1. Field of the Invention
The present invention relates according to the preamble of claim 1.
2. Discussion of Background
It is normal practice to use compressed air for cooling thermally highly loaded units of a gas-turbine group, for example a combustion chamber, which compressed air, for this purpose, is branched off intermediately or after compression has been effected. However, it is now the case that, in modern gas turbines, the fuel should be premixed with if possible all the compressor air in order to achieve low-pollution combustion at maximized efficiency. Air losses, as occur in the known air-cooling systems of the thermally highly loaded units, are therefore to be avoided. A further problem in such air-cooling systems consists in the fact that the thermally consumed air in each case has to be fed back into the turbine process at a suitable point, in which case an air quantity, which has cooled the turbine for example, then cannot readily be directed as cooling medium into the combustion chamber, since higher pressures regularly prevail there. Cooling potential is therefore always lost during the feedback of this cooling air into the turbine process and has to be replaced by other media.
This initial situation comes to the fore, for example, if the gas-turbine group is designed for sequential firing.

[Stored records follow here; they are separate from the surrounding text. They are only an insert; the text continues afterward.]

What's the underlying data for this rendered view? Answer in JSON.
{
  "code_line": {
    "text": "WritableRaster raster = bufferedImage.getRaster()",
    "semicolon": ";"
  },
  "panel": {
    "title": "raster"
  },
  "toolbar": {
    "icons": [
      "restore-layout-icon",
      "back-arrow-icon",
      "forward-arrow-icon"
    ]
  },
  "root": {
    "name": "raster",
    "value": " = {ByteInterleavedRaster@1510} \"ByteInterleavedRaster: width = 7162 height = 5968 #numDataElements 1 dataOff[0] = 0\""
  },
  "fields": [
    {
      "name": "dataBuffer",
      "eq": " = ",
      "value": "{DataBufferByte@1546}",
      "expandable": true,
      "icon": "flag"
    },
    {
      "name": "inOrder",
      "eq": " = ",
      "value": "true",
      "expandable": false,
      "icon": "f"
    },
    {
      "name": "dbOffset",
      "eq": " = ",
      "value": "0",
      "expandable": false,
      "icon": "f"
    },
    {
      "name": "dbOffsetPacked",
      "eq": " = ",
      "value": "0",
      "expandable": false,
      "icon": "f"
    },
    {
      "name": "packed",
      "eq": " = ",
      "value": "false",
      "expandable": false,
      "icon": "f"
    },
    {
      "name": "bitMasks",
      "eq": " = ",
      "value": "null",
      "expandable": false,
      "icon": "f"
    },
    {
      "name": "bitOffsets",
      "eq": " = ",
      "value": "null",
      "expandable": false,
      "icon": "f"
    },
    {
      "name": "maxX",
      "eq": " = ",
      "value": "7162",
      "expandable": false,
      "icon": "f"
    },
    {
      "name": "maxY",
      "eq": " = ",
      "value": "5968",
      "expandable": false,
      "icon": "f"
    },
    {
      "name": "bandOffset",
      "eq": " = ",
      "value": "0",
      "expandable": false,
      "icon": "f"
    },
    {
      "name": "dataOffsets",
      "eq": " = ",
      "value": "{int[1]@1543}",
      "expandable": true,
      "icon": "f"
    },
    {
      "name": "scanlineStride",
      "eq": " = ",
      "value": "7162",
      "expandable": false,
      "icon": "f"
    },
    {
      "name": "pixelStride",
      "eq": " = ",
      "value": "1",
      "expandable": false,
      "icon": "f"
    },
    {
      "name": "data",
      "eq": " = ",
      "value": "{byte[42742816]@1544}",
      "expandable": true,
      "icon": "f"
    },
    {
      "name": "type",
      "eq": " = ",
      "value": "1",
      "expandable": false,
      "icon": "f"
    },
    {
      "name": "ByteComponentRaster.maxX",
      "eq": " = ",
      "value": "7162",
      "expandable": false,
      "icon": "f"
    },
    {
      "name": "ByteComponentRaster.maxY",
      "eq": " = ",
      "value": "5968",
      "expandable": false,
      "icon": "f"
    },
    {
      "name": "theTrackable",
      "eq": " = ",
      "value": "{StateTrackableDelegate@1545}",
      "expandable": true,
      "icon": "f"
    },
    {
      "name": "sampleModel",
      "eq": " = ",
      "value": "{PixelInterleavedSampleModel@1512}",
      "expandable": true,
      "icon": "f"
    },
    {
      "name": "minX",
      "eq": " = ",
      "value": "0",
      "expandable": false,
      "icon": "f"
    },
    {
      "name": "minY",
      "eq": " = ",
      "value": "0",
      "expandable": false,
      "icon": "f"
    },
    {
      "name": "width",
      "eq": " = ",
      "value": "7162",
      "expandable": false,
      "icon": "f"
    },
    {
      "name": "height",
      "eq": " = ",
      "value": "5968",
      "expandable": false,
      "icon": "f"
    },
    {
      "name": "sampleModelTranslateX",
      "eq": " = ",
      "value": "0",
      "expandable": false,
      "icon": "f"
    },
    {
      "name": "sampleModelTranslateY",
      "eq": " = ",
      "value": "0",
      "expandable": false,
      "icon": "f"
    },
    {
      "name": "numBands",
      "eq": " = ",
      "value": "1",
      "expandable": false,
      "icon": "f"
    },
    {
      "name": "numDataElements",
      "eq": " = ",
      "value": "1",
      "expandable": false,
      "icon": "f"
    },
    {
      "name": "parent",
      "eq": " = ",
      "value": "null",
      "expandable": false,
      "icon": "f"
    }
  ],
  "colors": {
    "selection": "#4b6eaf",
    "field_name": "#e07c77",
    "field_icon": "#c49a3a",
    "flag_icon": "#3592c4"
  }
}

In the case of gas turbines which are operated in combination with a downstream steam circuit, the practice of using steam, which is available anyway, for the cooling of the thermally highly loaded units has been adopted, based on the fact that the waste heat available from the last gas turbine is able to generate more steam than is necessary to operate the steam turbine belonging to the steam circuit. It has become known to introduce this freely available steam into the gas-turbine process in order to increase the output. In this case, for thermodynamic and fluidic reasons, attention is drawn to the fact that the admixing with the combustion air cannot impair the combustion as such. However, this regularly leads to complicated injection techniques, which not least are connected with the mixture formation of two media which are different in temperature, pressure and behavior. In addition, it must not be left unmentioned that the fuel control is extremely difficult to handle here.